Читать «Исповедь на заданную тему» онлайн - страница 35

Борис Николаевич Ельцин

Пример этот показателен. Брежнев, по-моему, в последний период жизни вообще не понимал, что он делал, подписывал, произносил. Вся власть была в руках его окружения. Он и этот документ о свердловском метро подписал, не задумываясь над смыслом того, что я диктовал. Ну, хорошо, в результате этого было сделано доброе дело. А сколько проходимцев, нечестных людей, в конце концов, просто преступников, окружав-ших-его, использовали Брежнева для своих грязных дел? Сколько он тихо и бессмысленно начертал резолюций, которые принесли обогащение одним и беды, страдания другим. Страшно представить!..

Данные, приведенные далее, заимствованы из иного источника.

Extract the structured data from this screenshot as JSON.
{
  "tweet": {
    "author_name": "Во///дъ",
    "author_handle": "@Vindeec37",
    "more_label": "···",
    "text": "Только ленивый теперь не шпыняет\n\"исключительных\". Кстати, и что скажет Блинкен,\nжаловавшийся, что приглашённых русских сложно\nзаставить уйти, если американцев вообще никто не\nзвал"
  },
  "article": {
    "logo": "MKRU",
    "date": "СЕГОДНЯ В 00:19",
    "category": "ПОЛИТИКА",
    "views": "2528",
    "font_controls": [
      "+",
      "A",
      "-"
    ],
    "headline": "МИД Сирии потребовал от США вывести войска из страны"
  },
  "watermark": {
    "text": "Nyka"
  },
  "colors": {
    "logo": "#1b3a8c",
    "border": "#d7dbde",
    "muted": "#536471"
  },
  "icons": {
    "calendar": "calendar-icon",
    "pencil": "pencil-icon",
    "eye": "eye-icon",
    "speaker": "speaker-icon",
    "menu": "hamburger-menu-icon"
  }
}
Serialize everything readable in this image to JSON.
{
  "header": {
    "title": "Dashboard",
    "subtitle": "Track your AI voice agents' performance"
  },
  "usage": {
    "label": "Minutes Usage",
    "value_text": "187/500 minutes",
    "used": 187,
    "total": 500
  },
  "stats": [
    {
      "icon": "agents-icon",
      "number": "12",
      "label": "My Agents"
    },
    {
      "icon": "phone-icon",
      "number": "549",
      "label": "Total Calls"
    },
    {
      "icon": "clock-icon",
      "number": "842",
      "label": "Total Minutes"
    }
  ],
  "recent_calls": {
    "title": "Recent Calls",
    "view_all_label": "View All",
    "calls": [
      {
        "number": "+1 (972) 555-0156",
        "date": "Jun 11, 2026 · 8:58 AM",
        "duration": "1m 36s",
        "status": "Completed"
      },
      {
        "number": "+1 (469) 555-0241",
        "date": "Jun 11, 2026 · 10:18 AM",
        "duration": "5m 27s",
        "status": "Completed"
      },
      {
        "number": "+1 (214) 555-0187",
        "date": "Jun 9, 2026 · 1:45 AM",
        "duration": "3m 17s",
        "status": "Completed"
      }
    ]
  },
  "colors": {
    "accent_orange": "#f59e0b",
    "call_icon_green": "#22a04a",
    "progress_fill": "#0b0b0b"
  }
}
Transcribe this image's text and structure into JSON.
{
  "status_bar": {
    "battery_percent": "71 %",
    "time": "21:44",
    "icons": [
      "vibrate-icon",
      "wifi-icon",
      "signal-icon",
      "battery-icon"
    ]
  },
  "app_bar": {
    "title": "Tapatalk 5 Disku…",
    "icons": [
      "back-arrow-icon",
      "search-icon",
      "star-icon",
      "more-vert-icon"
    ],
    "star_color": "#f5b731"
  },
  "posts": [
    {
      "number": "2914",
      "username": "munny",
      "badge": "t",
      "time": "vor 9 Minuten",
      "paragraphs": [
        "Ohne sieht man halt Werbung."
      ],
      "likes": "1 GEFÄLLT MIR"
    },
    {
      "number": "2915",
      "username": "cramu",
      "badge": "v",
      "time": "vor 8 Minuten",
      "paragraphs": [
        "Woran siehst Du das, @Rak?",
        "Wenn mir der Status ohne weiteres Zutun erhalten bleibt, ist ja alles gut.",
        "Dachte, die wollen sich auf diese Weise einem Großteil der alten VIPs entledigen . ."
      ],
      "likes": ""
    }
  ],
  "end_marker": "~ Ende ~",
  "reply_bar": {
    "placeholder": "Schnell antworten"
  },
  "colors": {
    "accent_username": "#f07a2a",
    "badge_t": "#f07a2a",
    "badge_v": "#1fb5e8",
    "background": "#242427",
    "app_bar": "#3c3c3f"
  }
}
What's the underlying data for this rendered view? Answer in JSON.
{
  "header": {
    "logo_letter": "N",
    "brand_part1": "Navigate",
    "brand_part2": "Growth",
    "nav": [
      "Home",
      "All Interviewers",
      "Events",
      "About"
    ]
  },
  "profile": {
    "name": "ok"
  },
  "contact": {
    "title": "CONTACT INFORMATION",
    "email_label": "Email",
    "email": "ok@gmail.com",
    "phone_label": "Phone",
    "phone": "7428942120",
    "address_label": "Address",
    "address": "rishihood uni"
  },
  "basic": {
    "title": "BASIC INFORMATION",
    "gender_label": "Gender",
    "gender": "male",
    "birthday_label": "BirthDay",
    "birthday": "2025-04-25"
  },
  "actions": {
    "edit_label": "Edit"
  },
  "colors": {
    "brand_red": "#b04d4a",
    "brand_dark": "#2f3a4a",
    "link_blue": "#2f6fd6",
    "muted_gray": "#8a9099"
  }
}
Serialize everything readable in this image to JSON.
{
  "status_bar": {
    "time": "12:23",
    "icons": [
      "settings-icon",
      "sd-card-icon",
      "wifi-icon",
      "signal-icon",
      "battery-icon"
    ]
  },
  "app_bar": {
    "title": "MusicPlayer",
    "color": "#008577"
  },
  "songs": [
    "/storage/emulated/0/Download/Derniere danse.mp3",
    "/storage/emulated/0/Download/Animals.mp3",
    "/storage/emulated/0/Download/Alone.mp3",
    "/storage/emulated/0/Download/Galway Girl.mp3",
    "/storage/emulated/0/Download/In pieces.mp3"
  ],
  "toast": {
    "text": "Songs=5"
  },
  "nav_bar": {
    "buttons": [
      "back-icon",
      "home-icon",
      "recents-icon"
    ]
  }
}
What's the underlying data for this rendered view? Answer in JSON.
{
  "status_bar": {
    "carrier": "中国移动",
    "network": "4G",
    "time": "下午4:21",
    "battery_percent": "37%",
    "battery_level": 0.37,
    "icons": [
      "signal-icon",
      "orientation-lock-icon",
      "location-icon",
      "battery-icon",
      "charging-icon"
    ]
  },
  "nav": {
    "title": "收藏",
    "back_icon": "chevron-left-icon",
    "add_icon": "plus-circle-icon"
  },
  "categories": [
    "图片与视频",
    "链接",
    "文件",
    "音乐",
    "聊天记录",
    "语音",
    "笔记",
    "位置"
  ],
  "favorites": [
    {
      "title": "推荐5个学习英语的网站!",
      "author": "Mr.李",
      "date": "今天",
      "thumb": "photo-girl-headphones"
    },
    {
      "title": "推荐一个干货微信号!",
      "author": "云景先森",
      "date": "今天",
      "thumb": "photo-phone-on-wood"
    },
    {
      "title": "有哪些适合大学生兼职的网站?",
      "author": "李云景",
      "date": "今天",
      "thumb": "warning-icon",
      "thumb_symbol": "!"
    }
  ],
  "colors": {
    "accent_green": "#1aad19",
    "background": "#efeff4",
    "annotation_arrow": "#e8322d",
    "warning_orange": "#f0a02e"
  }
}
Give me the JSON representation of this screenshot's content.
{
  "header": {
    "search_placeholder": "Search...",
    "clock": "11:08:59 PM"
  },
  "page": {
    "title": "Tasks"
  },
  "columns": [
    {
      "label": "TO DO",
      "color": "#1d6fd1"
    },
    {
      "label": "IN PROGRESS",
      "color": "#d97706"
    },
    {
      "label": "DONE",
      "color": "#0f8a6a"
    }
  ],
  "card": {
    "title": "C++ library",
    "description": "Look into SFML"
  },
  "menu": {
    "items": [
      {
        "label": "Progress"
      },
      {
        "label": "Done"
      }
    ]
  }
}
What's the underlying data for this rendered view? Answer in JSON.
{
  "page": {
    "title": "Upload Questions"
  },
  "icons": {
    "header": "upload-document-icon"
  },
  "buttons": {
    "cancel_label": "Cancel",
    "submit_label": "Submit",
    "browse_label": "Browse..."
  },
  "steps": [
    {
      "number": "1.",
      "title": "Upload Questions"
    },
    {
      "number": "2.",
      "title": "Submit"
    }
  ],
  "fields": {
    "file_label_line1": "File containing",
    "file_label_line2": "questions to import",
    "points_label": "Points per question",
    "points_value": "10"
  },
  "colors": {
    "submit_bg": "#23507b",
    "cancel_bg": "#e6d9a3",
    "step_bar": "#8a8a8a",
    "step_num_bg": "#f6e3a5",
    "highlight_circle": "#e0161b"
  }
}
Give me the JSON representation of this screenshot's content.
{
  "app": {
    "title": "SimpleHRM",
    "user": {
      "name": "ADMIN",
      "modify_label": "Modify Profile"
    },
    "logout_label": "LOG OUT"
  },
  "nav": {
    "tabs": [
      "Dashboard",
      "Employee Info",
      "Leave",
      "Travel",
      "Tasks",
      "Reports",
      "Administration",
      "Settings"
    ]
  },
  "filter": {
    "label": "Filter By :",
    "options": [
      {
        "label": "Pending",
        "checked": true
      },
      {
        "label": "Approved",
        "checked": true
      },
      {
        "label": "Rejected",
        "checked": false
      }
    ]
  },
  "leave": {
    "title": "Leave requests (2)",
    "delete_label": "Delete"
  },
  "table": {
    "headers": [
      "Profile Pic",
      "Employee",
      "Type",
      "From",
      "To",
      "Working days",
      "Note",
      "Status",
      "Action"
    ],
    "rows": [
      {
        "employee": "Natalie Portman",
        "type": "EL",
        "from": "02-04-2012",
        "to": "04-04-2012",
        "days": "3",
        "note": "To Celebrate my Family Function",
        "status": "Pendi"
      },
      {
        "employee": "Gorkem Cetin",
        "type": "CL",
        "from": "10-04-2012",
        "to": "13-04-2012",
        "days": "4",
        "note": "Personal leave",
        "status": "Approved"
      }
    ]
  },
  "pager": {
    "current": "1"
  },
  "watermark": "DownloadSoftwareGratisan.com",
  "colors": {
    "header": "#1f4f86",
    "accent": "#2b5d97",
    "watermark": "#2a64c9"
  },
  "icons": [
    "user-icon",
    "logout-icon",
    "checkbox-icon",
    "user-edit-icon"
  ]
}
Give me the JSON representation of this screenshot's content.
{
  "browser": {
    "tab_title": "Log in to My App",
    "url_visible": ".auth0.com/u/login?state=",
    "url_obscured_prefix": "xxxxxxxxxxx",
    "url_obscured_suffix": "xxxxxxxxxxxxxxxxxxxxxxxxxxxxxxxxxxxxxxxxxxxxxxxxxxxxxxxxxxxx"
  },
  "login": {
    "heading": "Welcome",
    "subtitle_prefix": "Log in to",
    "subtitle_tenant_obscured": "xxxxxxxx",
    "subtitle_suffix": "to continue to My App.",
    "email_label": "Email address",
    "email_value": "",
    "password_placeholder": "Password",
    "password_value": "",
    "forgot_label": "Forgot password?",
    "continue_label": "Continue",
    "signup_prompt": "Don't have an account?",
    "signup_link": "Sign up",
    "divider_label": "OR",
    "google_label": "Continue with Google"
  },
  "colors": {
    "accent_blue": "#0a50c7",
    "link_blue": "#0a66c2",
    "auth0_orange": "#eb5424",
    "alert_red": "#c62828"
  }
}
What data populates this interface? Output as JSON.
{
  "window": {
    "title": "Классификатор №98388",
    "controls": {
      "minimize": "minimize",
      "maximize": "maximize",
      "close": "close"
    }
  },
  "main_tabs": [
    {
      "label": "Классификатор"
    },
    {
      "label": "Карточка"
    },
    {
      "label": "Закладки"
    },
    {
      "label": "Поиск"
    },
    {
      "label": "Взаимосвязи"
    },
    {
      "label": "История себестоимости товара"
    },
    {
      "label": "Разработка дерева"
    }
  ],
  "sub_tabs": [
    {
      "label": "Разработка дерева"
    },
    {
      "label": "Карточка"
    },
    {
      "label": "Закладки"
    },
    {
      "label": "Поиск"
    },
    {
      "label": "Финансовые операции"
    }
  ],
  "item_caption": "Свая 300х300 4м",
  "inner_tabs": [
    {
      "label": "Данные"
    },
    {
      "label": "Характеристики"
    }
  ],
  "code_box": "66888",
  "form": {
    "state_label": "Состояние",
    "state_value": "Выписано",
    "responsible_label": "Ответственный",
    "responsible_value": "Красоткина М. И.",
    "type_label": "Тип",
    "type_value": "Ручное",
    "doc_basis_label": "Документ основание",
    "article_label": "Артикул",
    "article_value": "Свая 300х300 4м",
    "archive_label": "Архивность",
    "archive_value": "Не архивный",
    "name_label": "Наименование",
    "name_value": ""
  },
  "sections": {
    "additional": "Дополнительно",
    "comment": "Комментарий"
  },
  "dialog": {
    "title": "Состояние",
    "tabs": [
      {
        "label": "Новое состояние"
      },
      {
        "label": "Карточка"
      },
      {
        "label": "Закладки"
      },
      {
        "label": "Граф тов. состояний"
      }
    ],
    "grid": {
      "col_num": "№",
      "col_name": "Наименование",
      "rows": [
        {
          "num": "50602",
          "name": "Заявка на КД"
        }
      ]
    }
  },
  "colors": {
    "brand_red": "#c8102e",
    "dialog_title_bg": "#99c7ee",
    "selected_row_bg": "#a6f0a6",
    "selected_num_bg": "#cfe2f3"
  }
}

Никогда — ни друзья, ни родственники, ни близкие или дальние знакомые — никто даже не пытался прийти ко мне, первому секретарю обкома, с просьбой помочь в каком-то личном деле. Сейчас хорошо известно, каких масштабов в годы застоя достигли протекционизм, коррупция, разлагавшие буквально всю систему власти. Мнение первого секретаря — закон, и вряд ли кто посмеет не исполнить его просьбу или поручение. И этой властью пользовались нечистоплотные партийные работники и их окружение бесконтрольно. Зная мой характер, ко мне с таковыми прошениями не обращались. Даже трудно представить, что бы я сделал, как бы отреагировал на подобную просьбу.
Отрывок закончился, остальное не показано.